Mientras el esbelto dedo de Sun Linlin se hundía lentamente más profundo en su monte de camello.

Sin poder resistirse, Lin Xiaoyu tembló y gimió una vez más.

Song Tian observaba a Lin Xiaoyu, que parecía avergonzada y temerosa.

Y estaba Sun Linlin, desnuda, encorvada entre sus piernas, hundiendo un dedo profundamente en ese montículo rosado y blanco.

¡Ya no podía controlarse más!

El grandote se puso cada vez más furioso, erguido, hinchándose al borde.

Incluso con dedos tan largos, Sun Linlin no podía rodearlo completamente con su mano.

Sun Linlin retiró su dedo y luego plantó un beso húmedo directamente en ese monte de camello húmedo.

—¡Parece que ustedes dos realmente no lo han hecho!

Song Tian no pudo evitar preguntar:
—¿Cómo puedes estar tan segura?

Agarrando el impresionante eje de Song Tian, los ojos de Sun Linlin brillaron con aún más codicia.

Suavemente, golpeó ligeramente la cabeza calva del mismo.

—Mi Xiaoyu puede que no sea virgen, pero esta estrechez está a la par con una.

Tu monstruo, tan grueso y grande, igual al antebrazo de Xiaoyu en circunferencia y tamaño.

Si semejante cosa enorme penetrara y bombeara aunque fuera un par de veces, Xiaoyu no estaría tan apretada.

La cara de Lin Xiaoyu cambió en un instante:
—¿Ah, realmente se aflojará?

Viendo el problema, Song Tian rápidamente la tranquilizó con voz suave:
—Xiaoyu, ese lugar es muy elástico, la flojedad y la tirantez son relativas, ¡no es tan grave como piensas!

—¿De verdad?

—Por supuesto, es cierto.

Si fuera como piensas, ¡entonces cualquier mujer que haya dado a luz estaría goteando como un colador!

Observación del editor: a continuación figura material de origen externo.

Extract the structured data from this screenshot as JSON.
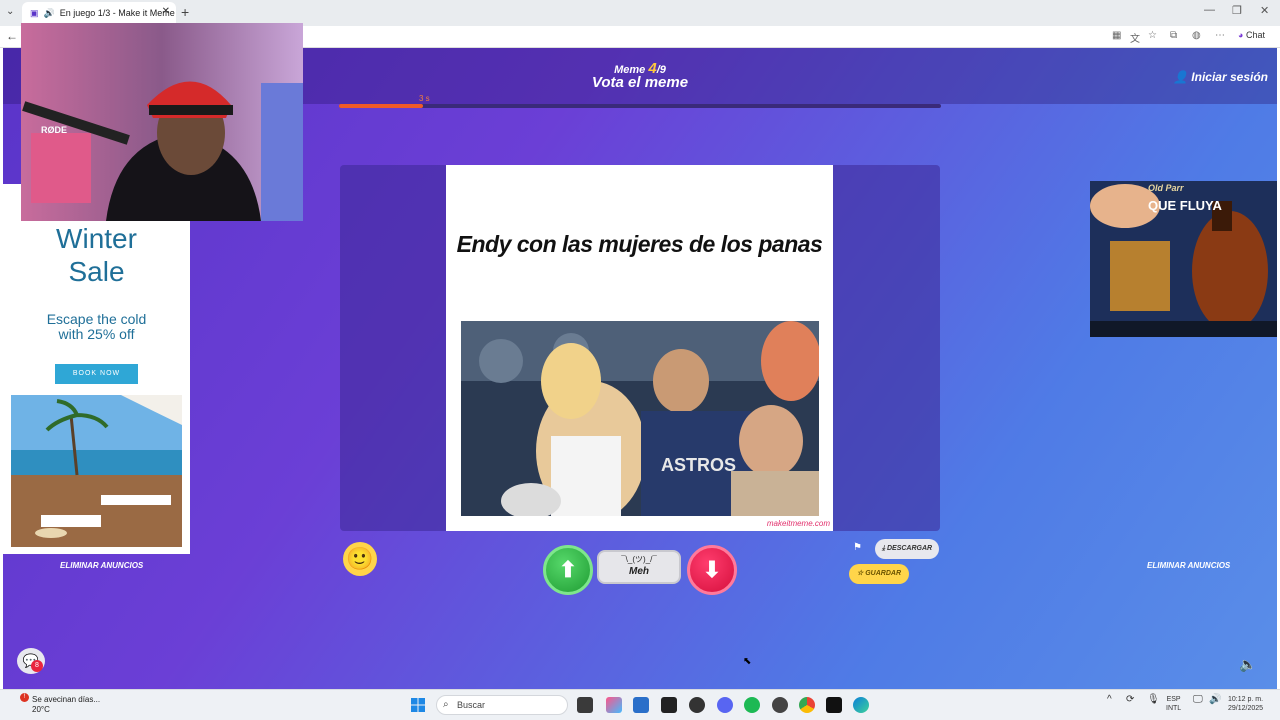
{
  "browser": {
    "tab_title": "En juego 1/3 - Make it Meme",
    "new_tab": "+",
    "tab_close": "✕",
    "chat_label": "Chat"
  },
  "header": {
    "round_prefix": "Meme",
    "round_current": "4",
    "round_total": "/9",
    "title": "Vota el meme",
    "login": "Iniciar sesión"
  },
  "timer": {
    "label": "3 s",
    "remaining_fraction": 0.14
  },
  "meme": {
    "caption": "Endy con las mujeres de los panas",
    "watermark": "makeitmeme.com"
  },
  "vote": {
    "meh_symbol": "¯\\_(ツ)_/¯",
    "meh_label": "Meh",
    "up_icon": "arrow-up",
    "down_icon": "arrow-down"
  },
  "actions": {
    "download": "DESCARGAR",
    "save": "GUARDAR"
  },
  "remove_ads_left": "ELIMINAR ANUNCIOS",
  "remove_ads_right": "ELIMINAR ANUNCIOS",
  "chat_badge": "8",
  "ad_left": {
    "title": "Winter Sale",
    "subtitle": "Escape the cold with 25% off",
    "button": "BOOK NOW"
  },
  "ad_right": {
    "brand": "Old Parr",
    "slogan": "QUE FLUYA"
  },
  "taskbar": {
    "weather_title": "Se avecinan días...",
    "weather_temp": "20°C",
    "search_placeholder": "Buscar",
    "lang_top": "ESP",
    "lang_bottom": "INTL",
    "time": "10:12 p. m.",
    "date": "29/12/2025"
  },
  "colors": {
    "accent_orange": "#f05a28",
    "vote_up": "#1f9c33",
    "vote_down": "#d50f3c",
    "gold": "#ffc83d"
  }
}
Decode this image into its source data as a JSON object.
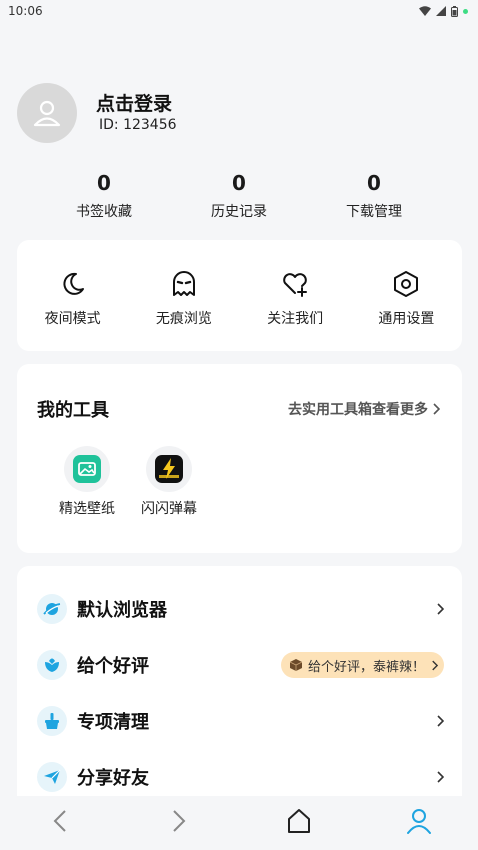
{
  "status_bar": {
    "time": "10:06"
  },
  "profile": {
    "title": "点击登录",
    "id_text": "ID: 123456"
  },
  "stats": [
    {
      "value": "0",
      "label": "书签收藏"
    },
    {
      "value": "0",
      "label": "历史记录"
    },
    {
      "value": "0",
      "label": "下载管理"
    }
  ],
  "quick_actions": [
    {
      "label": "夜间模式",
      "icon": "moon-icon"
    },
    {
      "label": "无痕浏览",
      "icon": "ghost-icon"
    },
    {
      "label": "关注我们",
      "icon": "heart-plus-icon"
    },
    {
      "label": "通用设置",
      "icon": "settings-hexagon-icon"
    }
  ],
  "tools": {
    "title": "我的工具",
    "more": "去实用工具箱查看更多",
    "items": [
      {
        "label": "精选壁纸",
        "icon": "wallpaper-icon"
      },
      {
        "label": "闪闪弹幕",
        "icon": "danmaku-icon"
      }
    ]
  },
  "menu": [
    {
      "label": "默认浏览器",
      "icon": "planet-icon"
    },
    {
      "label": "给个好评",
      "icon": "flower-icon",
      "promo": "给个好评，泰裤辣！"
    },
    {
      "label": "专项清理",
      "icon": "broom-icon"
    },
    {
      "label": "分享好友",
      "icon": "send-icon"
    }
  ],
  "colors": {
    "accent": "#1ea4e0",
    "promo_bg": "#fde2b8"
  }
}
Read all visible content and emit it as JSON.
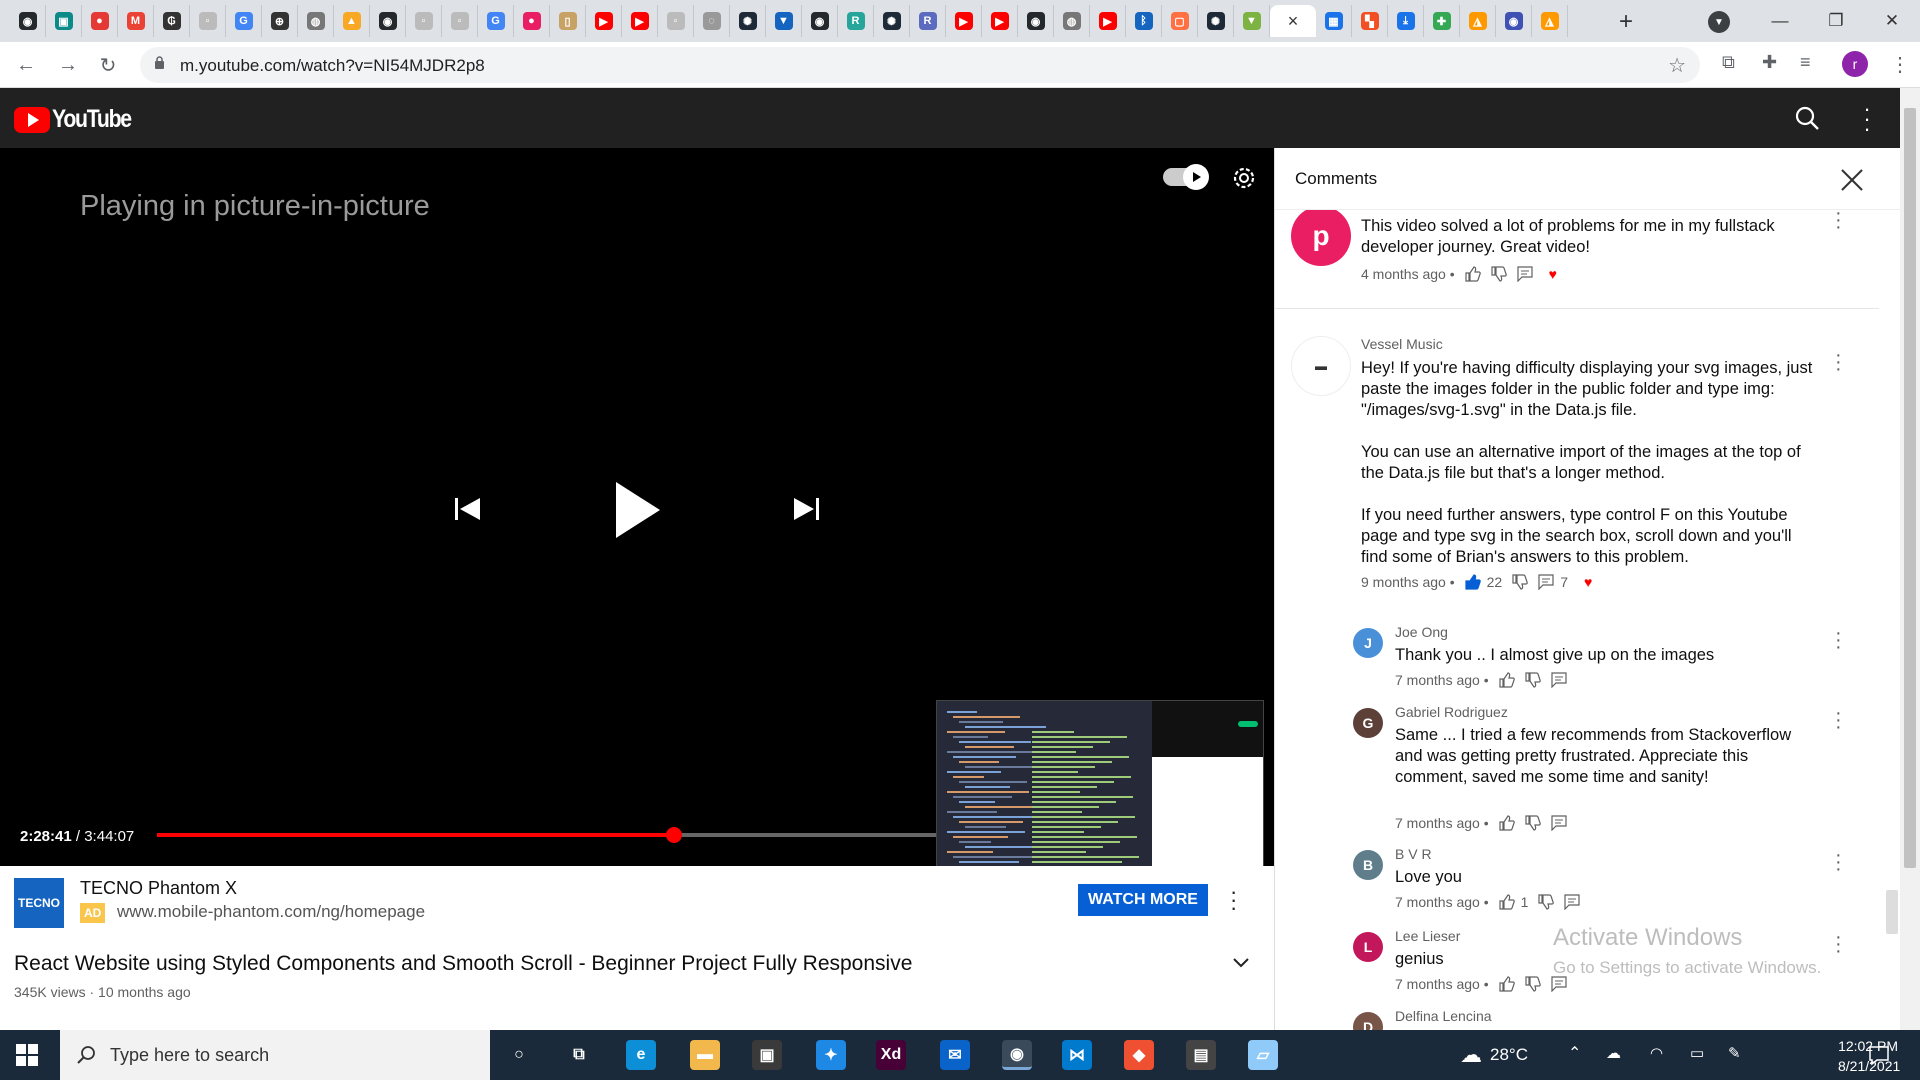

Curiosa, Sun Linlin intervino:
—¡Sin mencionar a las que se orinan encima, también están aquellas con prolapso uterino y cosas así!

Song Tian, sintiéndose impotente, dijo:
—Eso les pasa a las ancianas que han dado a luz a diez u ocho hijos, ya nadie hace eso.

Y además, ahora tenemos todo tipo de formas de cuidarnos.

Sonriendo, Sun Linlin dijo:
—El Doctor Song sabe mucho, ¡realmente debo agradecerte adecuadamente!

Habiendo dicho eso, Sun Linlin lo soltó y se puso de pie.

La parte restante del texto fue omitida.